I’ve found various “dictionary files” online, but none that come with an open source license. Also, many of them contain what I consider to be nonsense words, abbreviations, proper nouns, things like “zzzzz” etc. I’m looking for a list of common words that would reasonably appear in a dictionary.
Wiktionary offers various word lists for different purposes, and its licensing policy is a dual-license combining Creative Commons and Gnu Free Documentation. Essentially, you can use Wiktionary material but have to acknowledge so, and include a copy of the license texts.
I’ve had a look at this. The license seems to assume that you are going to republish the word lists as documents, rather than incorporate them into software. I’ll have another look / see if I can contact someone at Wicktionary to check my use case is acceptable under the license. I’d have to find a way to scrape the words themselves from the webpage, but that won’t be too hard, assuming it’s acceptable. (I couldn’t find an option to download them in a text-based format, which is what I need).
This sounds promising. The URL above includes a link to the dictionaries page and then to the English dictionary, which is a compressed folder. I confess that upon downloading and uncompressing, I was hoping to find a file (text, JSON, XML etc) that I could easily consume, but I think I need to build it first. I’ve never played with make before, and I’m out of my depth, but I’ll have a play and see what happens. Worst case, I need a new computer anyway
Most properly setup package that you have to build, you just need to be in the right directory and type make
This assumes you have the proper compilers already. If you’re on a *nix system, you likely do.
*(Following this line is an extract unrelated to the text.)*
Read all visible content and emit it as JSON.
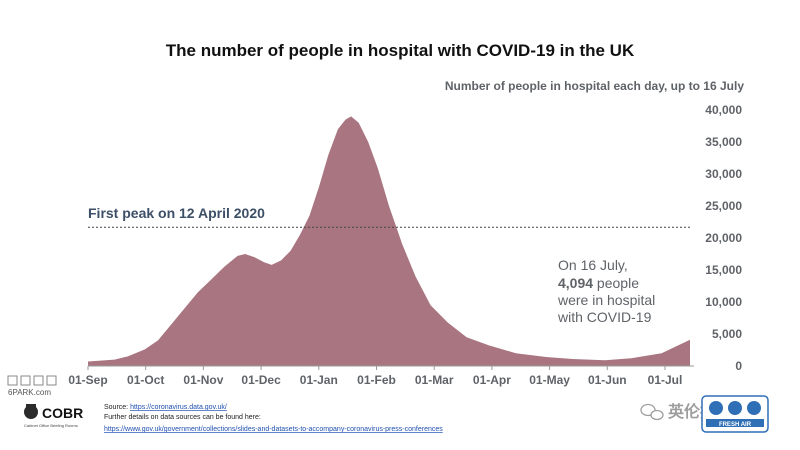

There may be a README file that tells you any specifics you need to know.
A simple list of words is not copyrightable, as it doesn’t meet the minimum bar for creative input. A license is irrelevant.
If the list were hand-selected in some way, or presented as structured data, or it contained invented words, the situation might be different. But a comprehensive list of normal English words words in alphabetical or random order doesn’t get copyright protection.
The official Scrabble word list is something of an edge case. Hasbro claims copyright, but the claim is fairly dubious (I don’t think it’s ever been tested in court, but Hasbro has sent cease-and-desist letters to alleged offenders). Still, if you stay away from that and similar lists, you’re perfectly safe.
To grab it, click the green Code button in the top right, then click Download ZIP
It’s Public Domain and, as we all know, Public Domain means never having to say you’re sorry: Its owners have officially given up all ownership in it, meaning anyone, anywhere can use it for any purpose, now and forever until the end of time, amen.